1a. $\{-1\}\cup(\,]0,1[\,\cap \,\mathbb Q)\,\cup\,]1,2[\,\cup\,]2,\infty[$
2a. $\{-1\}\cup[0,\infty[$
3a. $]1,2[\,\cup\,]2,\infty[$
4a. $]0,\infty[$
5a. $[1,\infty[$
6a. $[0,\infty[$
7a. $]1,\infty[$

These 7 sets are mutually distinct. It follows that the 7 b-sets (1b-7b) are also mutually distinct, since they are the complements of the a-sets. Also, no a-set can be equal to any b-set, because all the a-sets contain (i.e.) 3, while no b-set does. Hence, all these 14 sets are mutually distict.

We have proved that the maximal number of sets which can be generated from a subset $A\subseteq \mathbb R$ by finitely many applications of $^c$ and $^*$ is 14.

23. Sep 2, 2016

### micromass

24. Sep 2, 2016

### ProfuselyQuarky

For the first high school challenge....
The man has two children and one of them is a boy. The gender of the man’s son, however, is entirely independent from the gender of his sibling. Hence, the man can have either two boys, an older boy and a younger girl, or a younger girl with an older boy.

Boy, Boy
Boy, Girl
Girl, Boy

Without considering the Tuesday factor, there’s about a 33% chance of the man having two boys.

We are already given that the man has one son born on Tuesday. The boy’s sibling has the chance of being male or female as well as being born on any day of the week. That gives $14$ possibilities.

On top of that, we are not told whether the initial son is the eldest or the youngest. The second child might be either, so that, in turn, gives us $28$ possibilities rather than $14$. 14/28 is 50%. However, the instance of both children being born on Tuesday while both being male is accounted for twice. Thus, rather than having $28$ possibilities, there are really only $27$. $13$ of those $27$ scenarios consider the second child as a boy. Therefore, the probability that the man has a second son is 13/27, which is about 48%.

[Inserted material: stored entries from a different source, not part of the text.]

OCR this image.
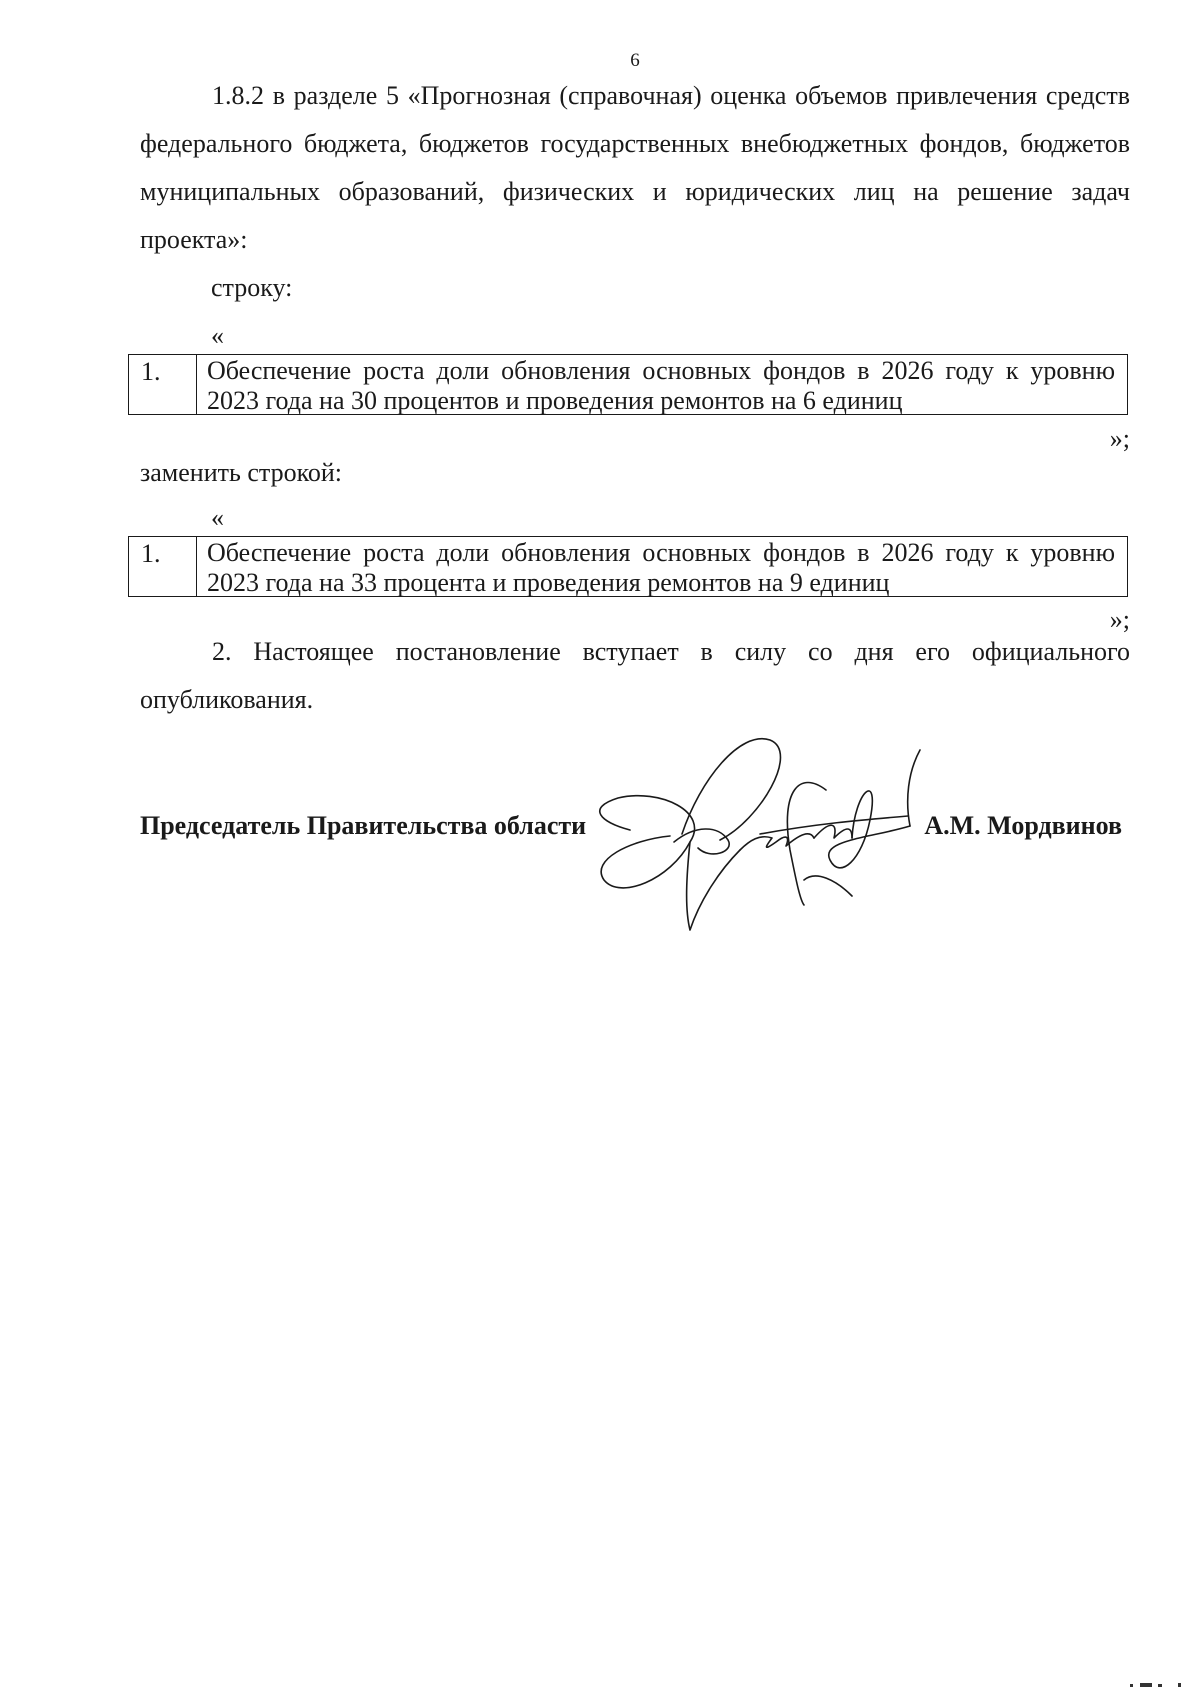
6
1.8.2 в разделе 5 «Прогнозная (справочная) оценка объемов привлечения средств федерального бюджета, бюджетов государственных внебюджетных фондов, бюджетов муниципальных образований, физических и юридических лиц на решение задач проекта»:
строку:
«
1.	Обеспечение роста доли обновления основных фондов в 2026 году к уровню 2023 года на 30 процентов и проведения ремонтов на 6 единиц
»;
заменить строкой:
«
1.	Обеспечение роста доли обновления основных фондов в 2026 году к уровню 2023 года на 33 процента и проведения ремонтов на 9 единиц
»;
2. Настоящее постановление вступает в силу со дня его официального опубликования.
Председатель Правительства области	А.М. Мордвинов
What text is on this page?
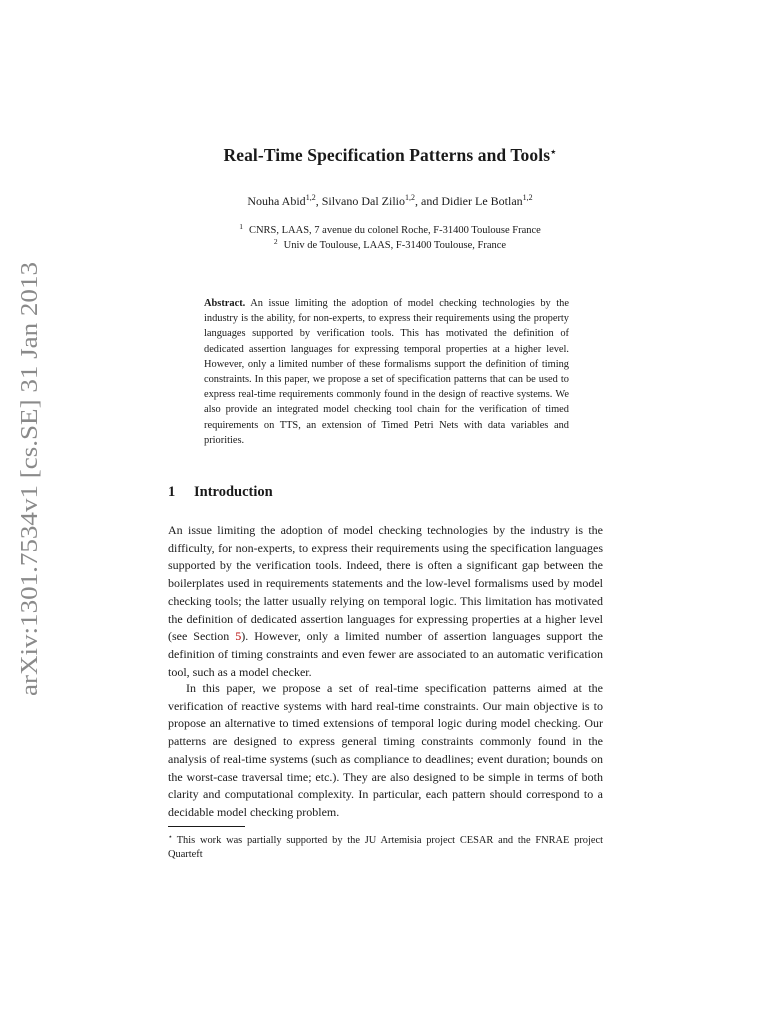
arXiv:1301.7534v1 [cs.SE] 31 Jan 2013
Real-Time Specification Patterns and Tools⋆
Nouha Abid$^{1,2}$, Silvano Dal Zilio$^{1,2}$, and Didier Le Botlan$^{1,2}$
$^1$ CNRS, LAAS, 7 avenue du colonel Roche, F-31400 Toulouse France
$^2$ Univ de Toulouse, LAAS, F-31400 Toulouse, France
Abstract. An issue limiting the adoption of model checking technologies by the industry is the ability, for non-experts, to express their requirements using the property languages supported by verification tools. This has motivated the definition of dedicated assertion languages for expressing temporal properties at a higher level. However, only a limited number of these formalisms support the definition of timing constraints. In this paper, we propose a set of specification patterns that can be used to express real-time requirements commonly found in the design of reactive systems. We also provide an integrated model checking tool chain for the verification of timed requirements on TTS, an extension of Timed Petri Nets with data variables and priorities.
1 Introduction
An issue limiting the adoption of model checking technologies by the industry is the difficulty, for non-experts, to express their requirements using the specification languages supported by the verification tools. Indeed, there is often a significant gap between the boilerplates used in requirements statements and the low-level formalisms used by model checking tools; the latter usually relying on temporal logic. This limitation has motivated the definition of dedicated assertion languages for expressing properties at a higher level (see Section 5). However, only a limited number of assertion languages support the definition of timing constraints and even fewer are associated to an automatic verification tool, such as a model checker.
In this paper, we propose a set of real-time specification patterns aimed at the verification of reactive systems with hard real-time constraints. Our main objective is to propose an alternative to timed extensions of temporal logic during model checking. Our patterns are designed to express general timing constraints commonly found in the analysis of real-time systems (such as compliance to deadlines; event duration; bounds on the worst-case traversal time; etc.). They are also designed to be simple in terms of both clarity and computational complexity. In particular, each pattern should correspond to a decidable model checking problem.
⋆ This work was partially supported by the JU Artemisia project CESAR and the FNRAE project Quarteft
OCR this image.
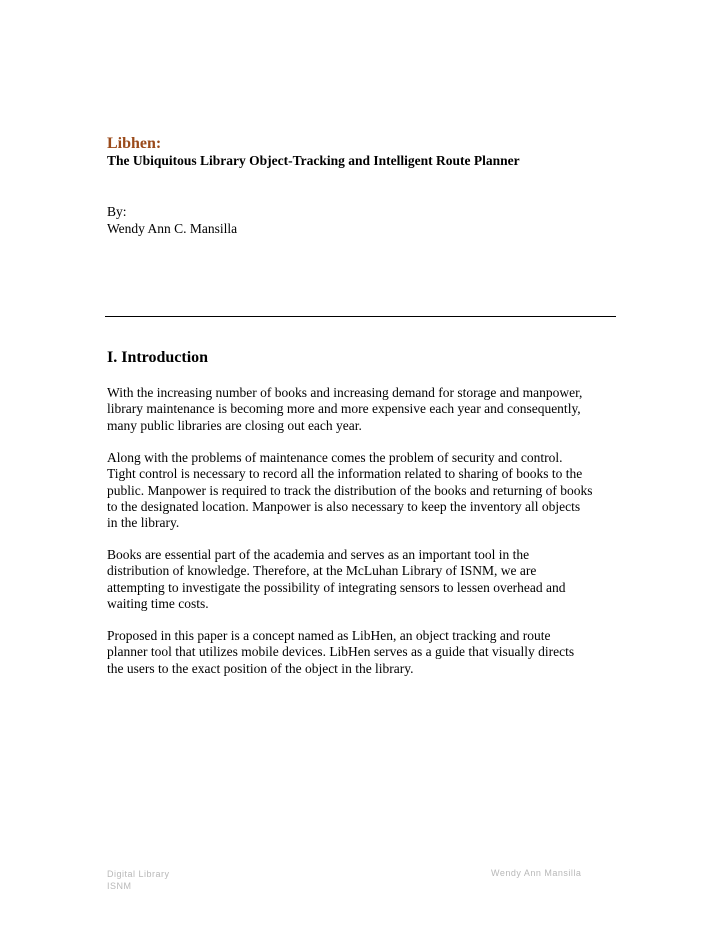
Libhen:
The Ubiquitous Library Object-Tracking and Intelligent Route Planner
By:
Wendy Ann C. Mansilla
I. Introduction
With the increasing number of books and increasing demand for storage and manpower,
library maintenance is becoming more and more expensive each year and consequently,
many public libraries are closing out each year.
Along with the problems of maintenance comes the problem of security and control.
Tight control is necessary to record all the information related to sharing of books to the
public. Manpower is required to track the distribution of the books and returning of books
to the designated location. Manpower is also necessary to keep the inventory all objects
in the library.
Books are essential part of the academia and serves as an important tool in the
distribution of knowledge. Therefore, at the McLuhan Library of ISNM, we are
attempting to investigate the possibility of integrating sensors to lessen overhead and
waiting time costs.
Proposed in this paper is a concept named as LibHen, an object tracking and route
planner tool that utilizes mobile devices. LibHen serves as a guide that visually directs
the users to the exact position of the object in the library.
Digital Library
ISNM
Wendy Ann Mansilla
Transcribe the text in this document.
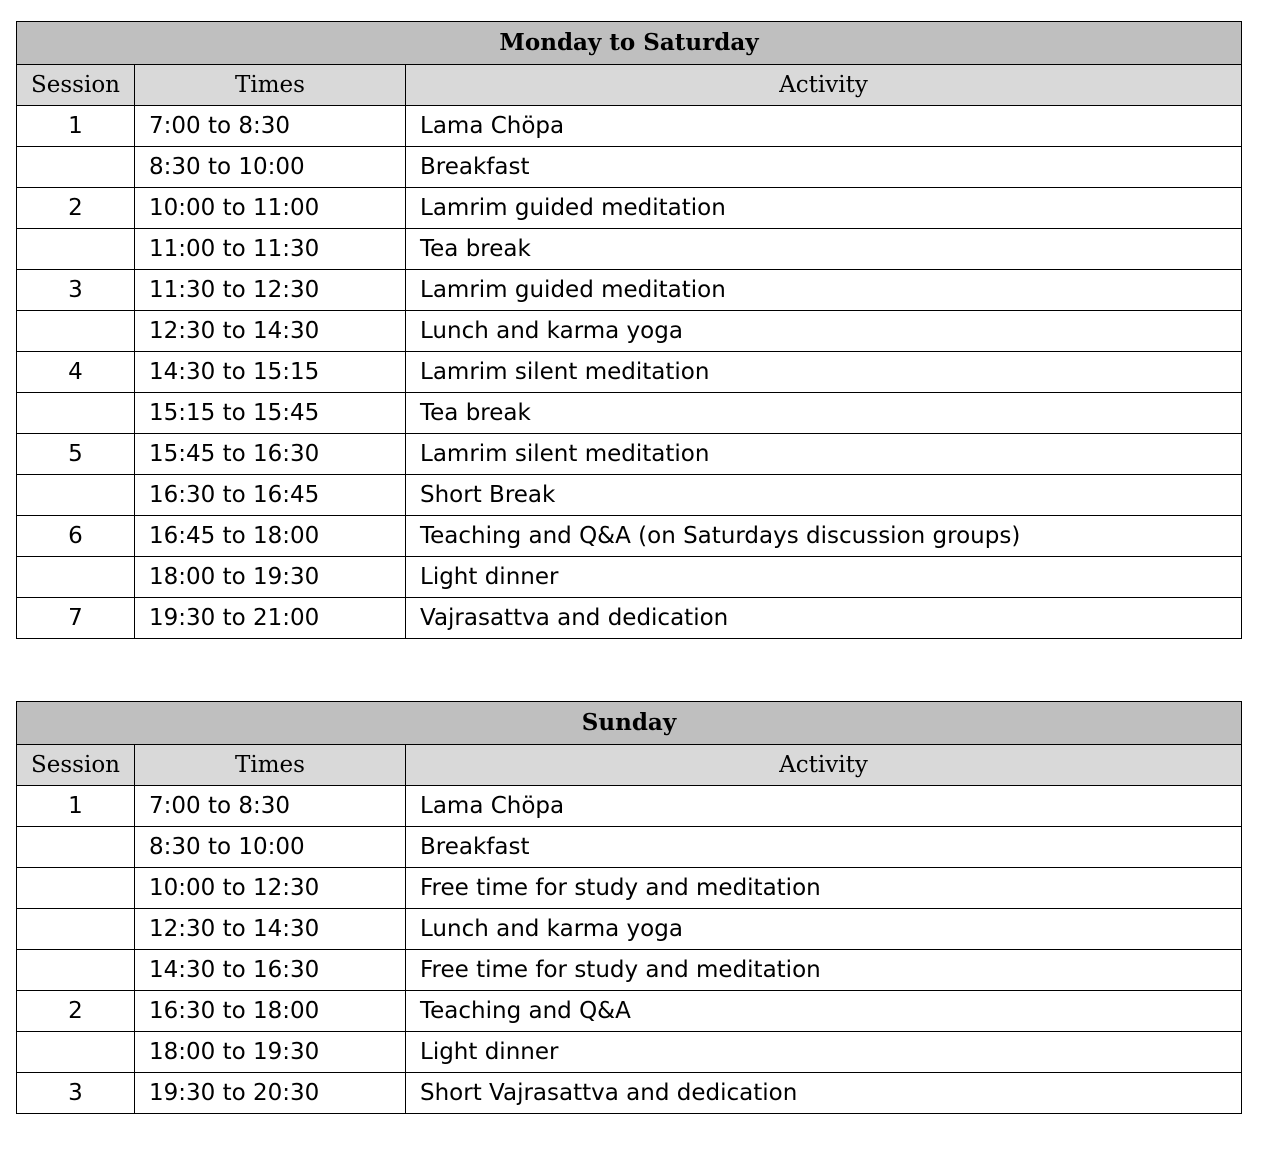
Monday to Saturday		
Session	Times	Activity
1	7:00 to 8:30	Lama Chöpa
	8:30 to 10:00	Breakfast
2	10:00 to 11:00	Lamrim guided meditation
	11:00 to 11:30	Tea break
3	11:30 to 12:30	Lamrim guided meditation
	12:30 to 14:30	Lunch and karma yoga
4	14:30 to 15:15	Lamrim silent meditation
	15:15 to 15:45	Tea break
5	15:45 to 16:30	Lamrim silent meditation
	16:30 to 16:45	Short Break
6	16:45 to 18:00	Teaching and Q&A (on Saturdays discussion groups)
	18:00 to 19:30	Light dinner
7	19:30 to 21:00	Vajrasattva and dedication
Sunday		
Session	Times	Activity
1	7:00 to 8:30	Lama Chöpa
	8:30 to 10:00	Breakfast
	10:00 to 12:30	Free time for study and meditation
	12:30 to 14:30	Lunch and karma yoga
	14:30 to 16:30	Free time for study and meditation
2	16:30 to 18:00	Teaching and Q&A
	18:00 to 19:30	Light dinner
3	19:30 to 20:30	Short Vajrasattva and dedication
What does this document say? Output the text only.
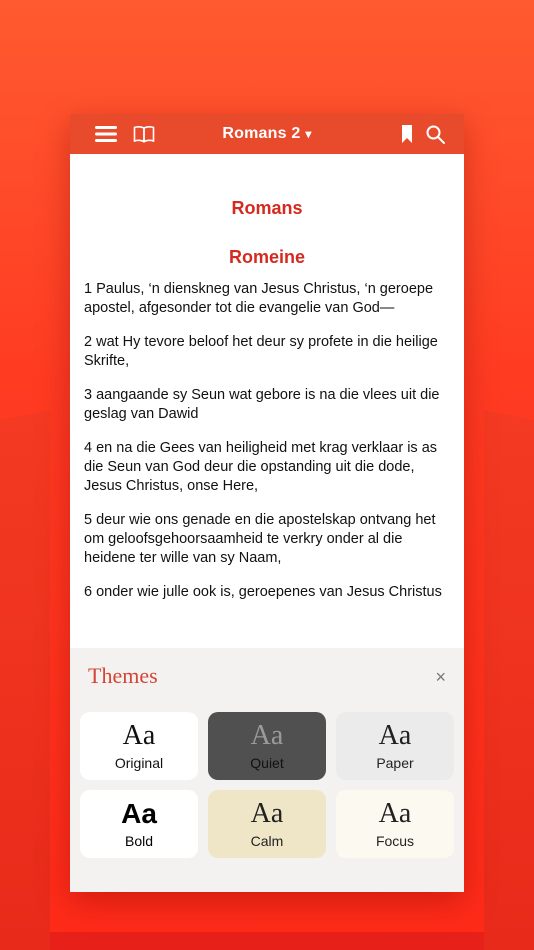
Romans 2 ▾

Romans

Romeine

1 Paulus, ‘n dienskneg van Jesus Christus, ‘n geroepe apostel, afgesonder tot die evangelie van God—

2 wat Hy tevore beloof het deur sy profete in die heilige Skrifte,

3 aangaande sy Seun wat gebore is na die vlees uit die geslag van Dawid

4 en na die Gees van heiligheid met krag verklaar is as die Seun van God deur die opstanding uit die dode, Jesus Christus, onse Here,

5 deur wie ons genade en die apostelskap ontvang het om geloofsgehoorsaamheid te verkry onder al die heidene ter wille van sy Naam,

6 onder wie julle ook is, geroepenes van Jesus Christus

Themes	×
Aa
Original
Aa
Quiet
Aa
Paper
Aa
Bold
Aa
Calm
Aa
Focus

I was stupid enough at first to think that the fact that one of the son's was born on Tuesday was extraneous information, and on the surface it really sounds that way. Thank you for this riddle, micro, it occupied dead time.

25. Sep 2, 2016

### jbriggs444

What have you assumed about the probability that a random man encountered on the street will volunteer precisely the specified information? That is, can you firm up the sampling procedure?